With W3 Total Cache enabled and 5 app servers we settled in at ~370 requests/second. More impressive is that we only saw 5 failures during the entire test. For perspective Kernl pushed 1,329,470 requests at the WordPress cluster I created. Thats a failure rate of 0.0003%.
My favorite part of this test was the response time distribution. Without having to wait on MySQL for queries the response times became crazy good.
99% of requests finished in 29ms. And the outlier at 100% was only 2.5 seconds. Not bad for WordPress.
Being the good software developer that I am I wanted to push this setup to it’s limits. So I decided to try a test that is an order of magnitude more difficult:
20,000 users, 10 users/sec ramp up, for 60 minutes, from London
Things didn’t go great but not because of WordPress. I won’t show any graphs of this test but I started to get limited by the network card on the NFS/Memcached machine. Digital Ocean says that I can expect around 30MB/sec out of a given droplet and with this test I was starting to bump in to that limit. If I wanted to test it further I would have had to load balance Memcached which felt a little bit outside of scope.
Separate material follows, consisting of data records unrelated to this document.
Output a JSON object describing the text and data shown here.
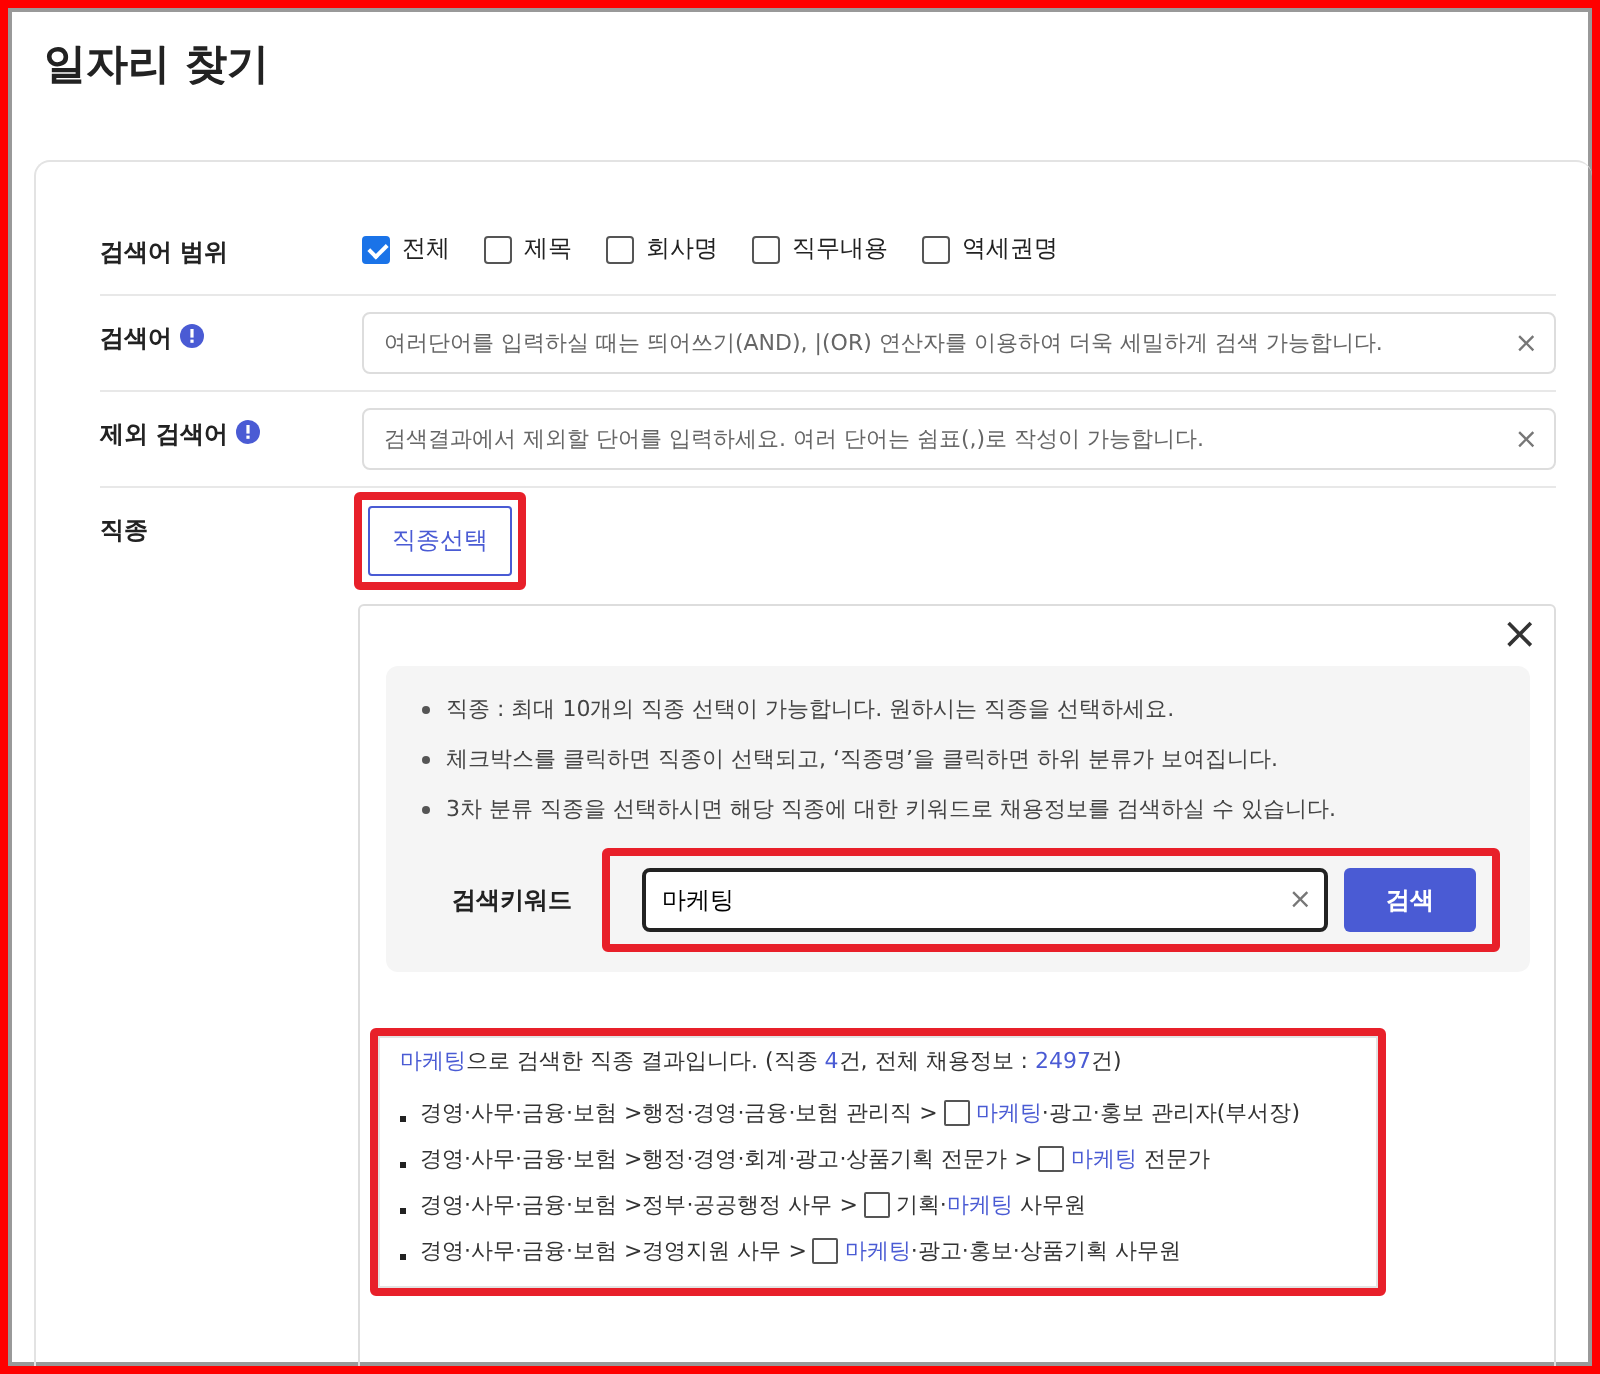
{
  "page_title": "일자리 찾기",
  "scope": {
    "label": "검색어 범위",
    "options": [
      {
        "label": "전체",
        "checked": true
      },
      {
        "label": "제목",
        "checked": false
      },
      {
        "label": "회사명",
        "checked": false
      },
      {
        "label": "직무내용",
        "checked": false
      },
      {
        "label": "역세권명",
        "checked": false
      }
    ]
  },
  "keyword": {
    "label": "검색어",
    "placeholder": "여러단어를 입력하실 때는 띄어쓰기(AND), |(OR) 연산자를 이용하여 더욱 세밀하게 검색 가능합니다.",
    "clear": "×"
  },
  "exclude": {
    "label": "제외 검색어",
    "placeholder": "검색결과에서 제외할 단어를 입력하세요. 여러 단어는 쉼표(,)로 작성이 가능합니다.",
    "clear": "×"
  },
  "job_type": {
    "label": "직종",
    "button": "직종선택",
    "highlighted": true
  },
  "picker": {
    "close": "×",
    "notes": [
      "직종 : 최대 10개의 직종 선택이 가능합니다. 원하시는 직종을 선택하세요.",
      "체크박스를 클릭하면 직종이 선택되고, ‘직종명’을 클릭하면 하위 분류가 보여집니다.",
      "3차 분류 직종을 선택하시면 해당 직종에 대한 키워드로 채용정보를 검색하실 수 있습니다."
    ],
    "search": {
      "label": "검색키워드",
      "value": "마케팅",
      "clear": "×",
      "button": "검색",
      "highlighted": true
    },
    "results": {
      "highlighted": true,
      "summary": [
        {
          "text": "마케팅",
          "highlight": true
        },
        {
          "text": "으로 검색한 직종 결과입니다. (직종 ",
          "highlight": false
        },
        {
          "text": "4",
          "highlight": true
        },
        {
          "text": "건, 전체 채용정보 : ",
          "highlight": false
        },
        {
          "text": "2497",
          "highlight": true
        },
        {
          "text": "건)",
          "highlight": false
        }
      ],
      "items": [
        {
          "path": "경영·사무·금융·보험 >행정·경영·금융·보험 관리직 >",
          "checked": false,
          "name": [
            {
              "text": "마케팅",
              "highlight": true
            },
            {
              "text": "·광고·홍보 관리자(부서장)",
              "highlight": false
            }
          ]
        },
        {
          "path": "경영·사무·금융·보험 >행정·경영·회계·광고·상품기획 전문가 >",
          "checked": false,
          "name": [
            {
              "text": "마케팅",
              "highlight": true
            },
            {
              "text": " 전문가",
              "highlight": false
            }
          ]
        },
        {
          "path": "경영·사무·금융·보험 >정부·공공행정 사무 >",
          "checked": false,
          "name": [
            {
              "text": "기획·",
              "highlight": false
            },
            {
              "text": "마케팅",
              "highlight": true
            },
            {
              "text": " 사무원",
              "highlight": false
            }
          ]
        },
        {
          "path": "경영·사무·금융·보험 >경영지원 사무 >",
          "checked": false,
          "name": [
            {
              "text": "마케팅",
              "highlight": true
            },
            {
              "text": "·광고·홍보·상품기획 사무원",
              "highlight": false
            }
          ]
        }
      ]
    }
  }
}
In a real production scenario I would likely pay for a hosted Memcached service to deal with this for me.
With Kernl I’m always weighing the build versus buy question when it comes to infrastructure and services. Given how much effort I had to put in to making this setup horizontally scalable and how much effort it would take to make it reproducible and manageable, it hardly seems worth creating and managing my own infrastructure.
Aside from my time the cost of the hardware was also not cheap.
Load Balancer – $10 / month
MySQL Database – $27 / month
Memcached (if separate from NFS) – $5 / month
NFS Mount (if separate from Memcached) – $5 / month
At $72 / month I could easily have any of the managed WordPress hosting companies (GoDaddy, SiteGroup, WPEngine, etc) run my setup, handle updates, security, etc. The only potential hiccup is the traffic limits they place on your account. This setup can handle millions of requests per day and while their setups can too, they’ll charge you a hefty fee for it.
As with any decision about hardware and scaling the choice varies from person to person and organization to organization. If you have a dedicated Ops team and existing hardware, maybe scaling on your own hardware makes sense. If you’re a WordPress freelancer and don’t want to worry about it, maybe it doesn’t. IMHO I wouldn’t scale WordPress on my own. I’d rather leave it to the professionals.